Owning a Home Regains Appeal (Photo by Bruno J. Navarro)

NEW YORK — Buying a home within 100 miles of the metropolitan New York area stands to be a strong investment that “can’t get cheaper,” a former apprentice of Donald Trump and real estate mogul Billy Procida said this week on CNBC.

“At the end of the day, all of the country’s wealth was made through homeownership. Now, of course, we have fallen as far as you can fall. It can’t get cheaper because we’re way below replacement costs,” he said in a televised interview. (Watch: Billy Procida Says Owning a Home Regains Appeal.)

Founder of Procida Advisors and Procida Funding, Procida has been called Trump’s “original apprentice” due to his 10-year letter-writing campaign for a job with the famous developer and reality-television star. He worked his way from an unpaid position to vice president with the Trump organization.

Procida had advice for those thinking about buying real estate.

“If I’m talking to a consumer, a first-time homebuyer, a couple looking to move, I say if you have 5 percent or 10 percent of the value of the home you’re looking to buy, you should be buying because you’re going to look back 10 years from now and go, ‘Thank god I did.’ When liquidity returns to the market you will see things shoot up, and that will happen in two or three years,” he said.

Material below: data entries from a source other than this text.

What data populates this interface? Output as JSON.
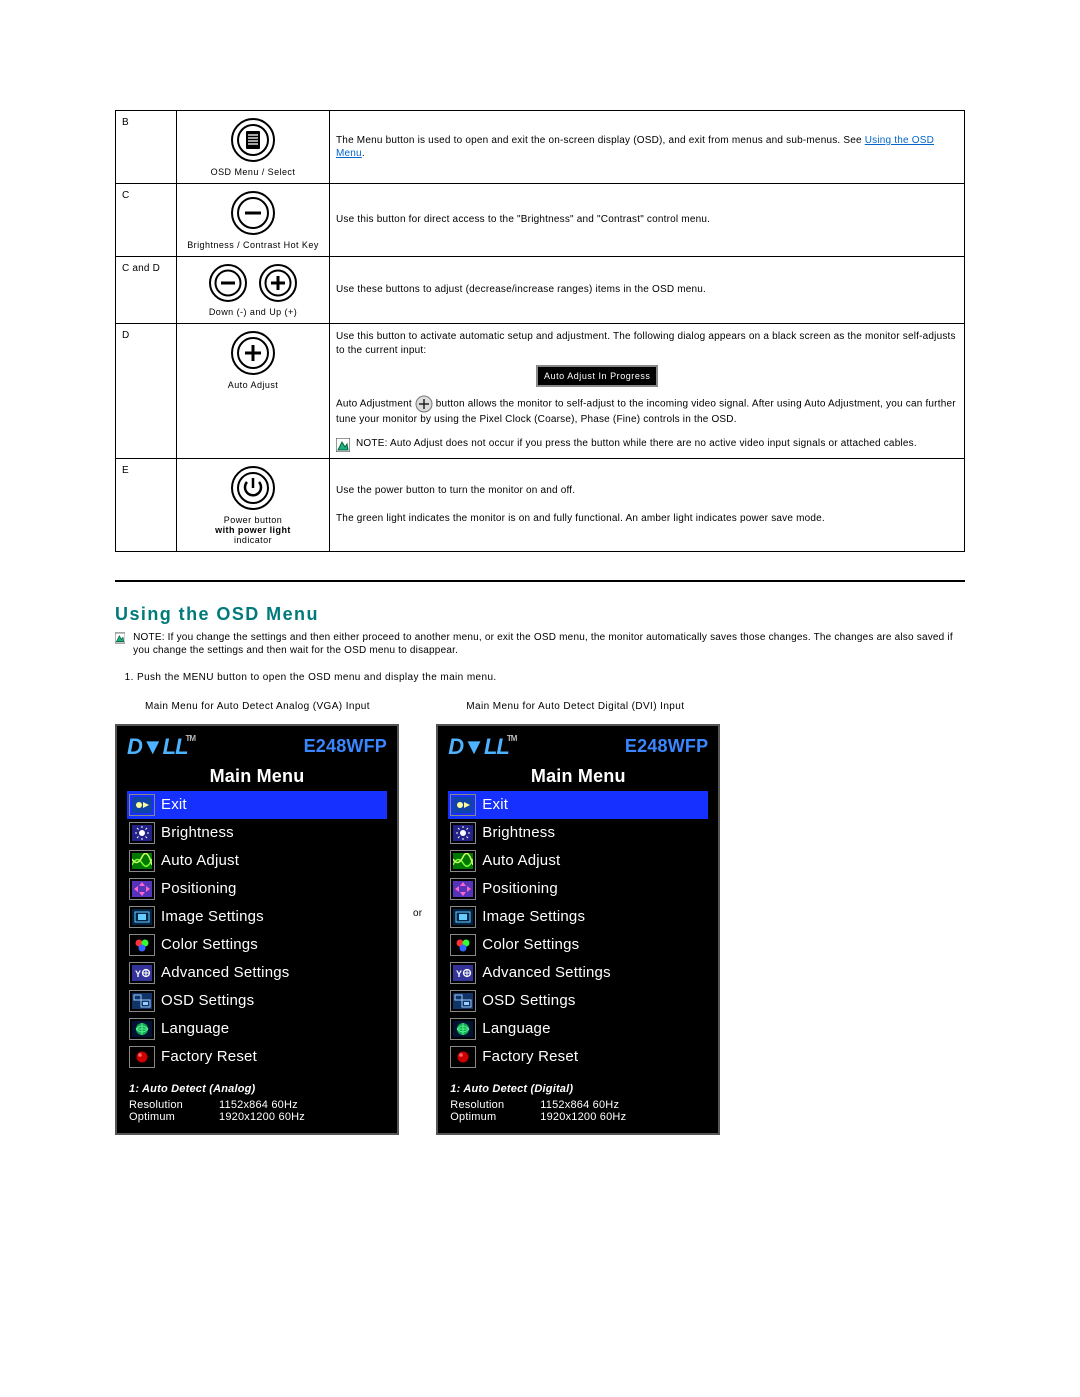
{
  "buttons": [
    {
      "key": "B",
      "caption": "OSD Menu /  Select",
      "desc_pre": "The Menu button is used to open and exit the on-screen display (OSD), and exit from menus and sub-menus. See ",
      "link": "Using the OSD Menu",
      "desc_post": "."
    },
    {
      "key": "C",
      "caption": "Brightness / Contrast Hot Key",
      "desc": "Use this button for direct access to the \"Brightness\" and \"Contrast\" control menu."
    },
    {
      "key": "C and D",
      "caption": "Down (-) and Up (+)",
      "desc": "Use these buttons to adjust (decrease/increase ranges) items in the OSD menu."
    },
    {
      "key": "D",
      "caption": "Auto Adjust",
      "desc1": "Use this button to activate automatic setup and adjustment. The following dialog appears on a black screen as the monitor self-adjusts to the current input:",
      "badge": "Auto Adjust In Progress",
      "desc2a": "Auto Adjustment ",
      "desc2b": " button allows the monitor to self-adjust to the incoming video signal. After using Auto Adjustment, you can further tune your monitor by using the Pixel Clock (Coarse), Phase (Fine) controls in the OSD.",
      "note": "NOTE: Auto Adjust does not occur if you press the button while there are no active video input signals or attached cables."
    },
    {
      "key": "E",
      "caption_line1": "Power button",
      "caption_line2": "with power light",
      "caption_line3": "indicator",
      "desc1": "Use the power button to turn the monitor on and off.",
      "desc2": "The green light indicates the monitor is on and fully functional. An amber light indicates power save mode."
    }
  ],
  "section": {
    "heading": "Using the OSD Menu",
    "note": "NOTE: If you change the settings and then either proceed to another menu, or exit the OSD menu, the monitor automatically saves those changes. The changes are also saved if you change the settings and then wait for the OSD menu to disappear.",
    "step1": "Push the MENU button to open the OSD menu and display the main menu."
  },
  "menus": {
    "left_title": "Main Menu for Auto Detect Analog (VGA) Input",
    "right_title": "Main Menu for Auto Detect Digital (DVI) Input",
    "or": "or",
    "osd": {
      "brand": "DELL",
      "tm": "TM",
      "model": "E248WFP",
      "main": "Main Menu",
      "items": [
        "Exit",
        "Brightness",
        "Auto Adjust",
        "Positioning",
        "Image Settings",
        "Color Settings",
        "Advanced Settings",
        "OSD Settings",
        "Language",
        "Factory Reset"
      ],
      "footer_left": {
        "mode": "1: Auto Detect (Analog)",
        "res_label": "Resolution",
        "res": "1152x864   60Hz",
        "opt_label": "Optimum",
        "opt": "1920x1200  60Hz"
      },
      "footer_right": {
        "mode": "1: Auto Detect (Digital)",
        "res_label": "Resolution",
        "res": "1152x864   60Hz",
        "opt_label": "Optimum",
        "opt": "1920x1200  60Hz"
      }
    }
  }
}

The developer and mogul also urged staying within one’s means when buying.

“Would I be trying to reach today? No,” he said. “Would I be going out to middle of nowhere to buy? No. If you are buying a house because it is near where you work and you are going to stay there for a while, there is nothing like homeownership to build wealth. That’s a fact.”

For those who don’t have a down payment, Procida advised renting something cheap to build up savings. “Too many young people, I see, graduating from college go for their lungs and get no savings and they will never be able to buy anything. If you can get the deposit, interest rates are at all-time lows.”

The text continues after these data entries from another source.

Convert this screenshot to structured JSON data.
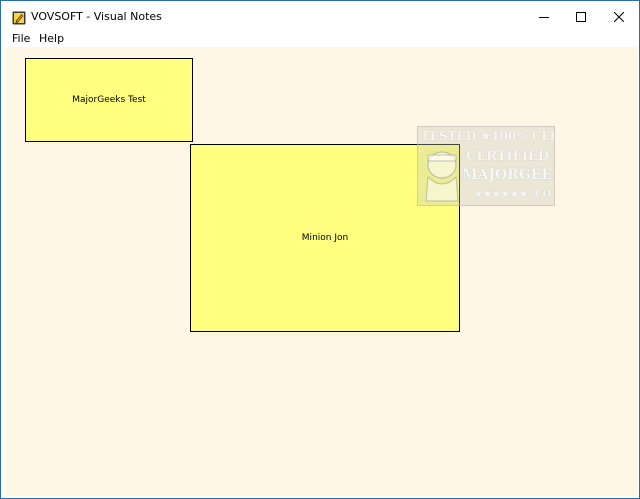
{
  "window": {
    "title": "VOVSOFT - Visual Notes",
    "app_icon": "pencil-notepad-icon",
    "controls": {
      "minimize": "minimize-icon",
      "maximize": "maximize-icon",
      "close": "close-icon"
    }
  },
  "menu": {
    "items": [
      {
        "label": "File"
      },
      {
        "label": "Help"
      }
    ]
  },
  "notes": [
    {
      "text": "MajorGeeks Test",
      "color": "#ffff80"
    },
    {
      "text": "Minion Jon",
      "color": "#ffff80"
    }
  ],
  "canvas": {
    "background": "#fff6e5"
  },
  "watermark": {
    "line1": "TESTED ★100% CLEAN",
    "line2": "CERTIFIED",
    "line3": "MAJORGEEKS",
    "line4": "★★★★★★ .COM"
  }
}
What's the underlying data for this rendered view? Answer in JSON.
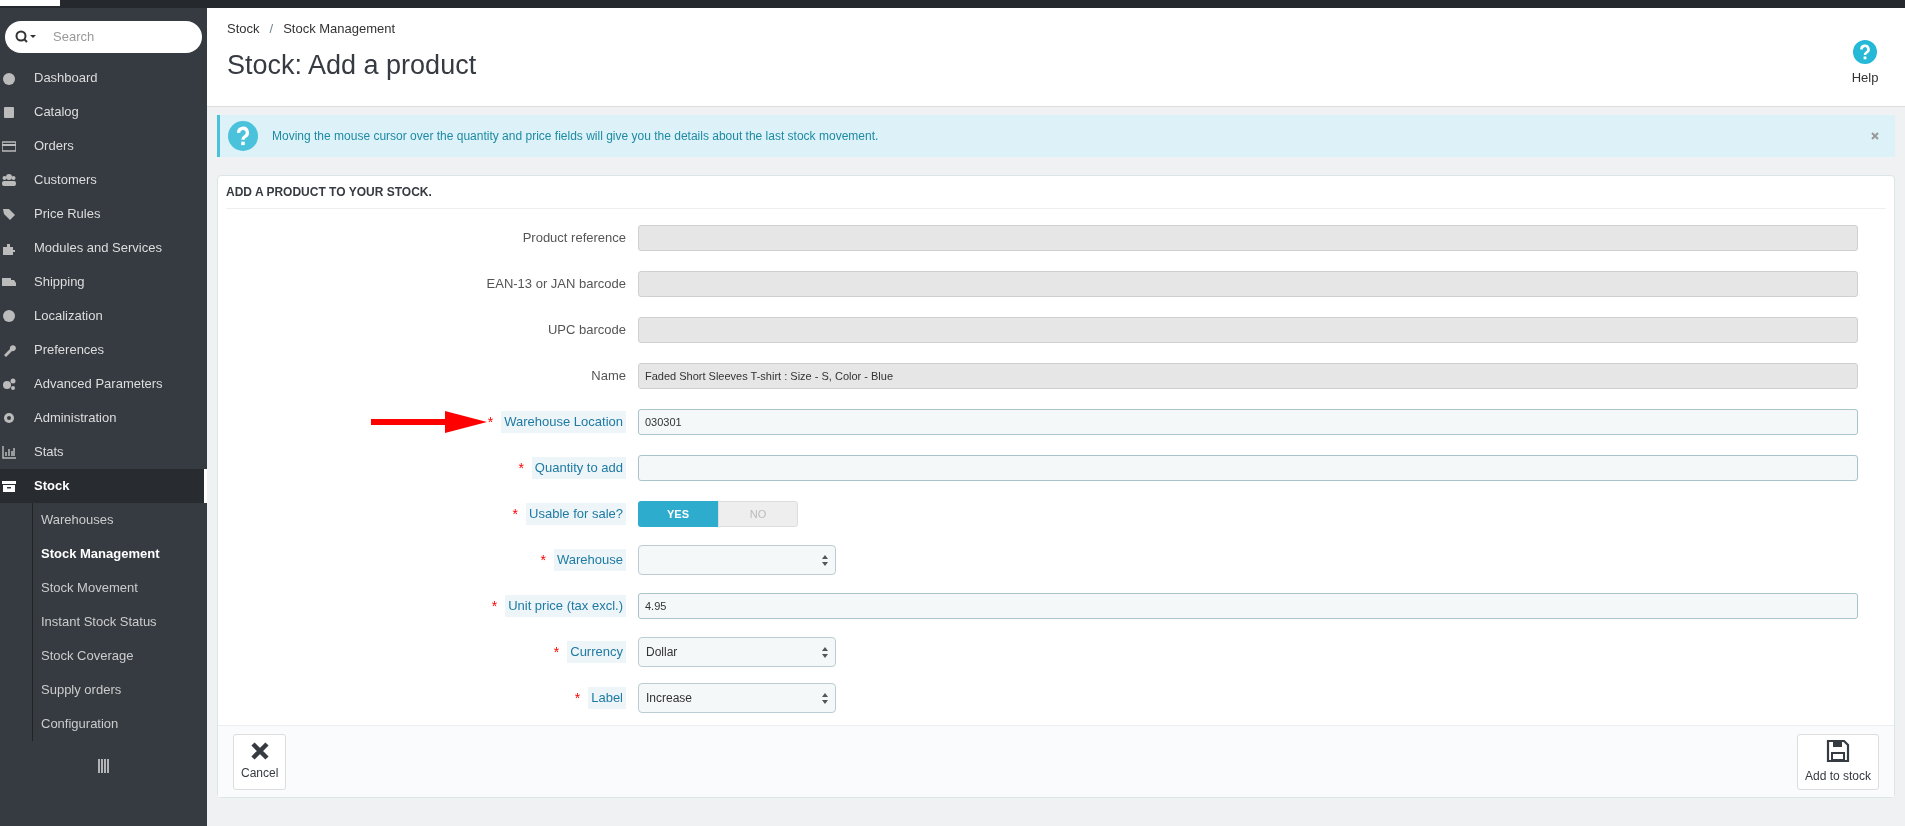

This week, the average rate for a 30-year mortgage rate was 3.59 percent, just slightly above its all-time low.

Based in the New York metropolitan area, Procida also said he had a new investment vehicle: “Our new fund is called the 100-Mile Fund because I want to be investing 100 miles from right here because there’s no more land. Everything’s built out.”

For the big picture, Procida struck an optimistic note.

“The good news about America and our banks is sooner or later they will flood the market with liquidity and things will go crazy again, and you will go, ‘You know what? I’m not going to refinance this time and take everything out of my house and go on vacation.’ That’s where everybody got in trouble. It wasn’t that the house is not a wealth creator. It is,” he said. “They have nowhere to go in my opinion but up from here.”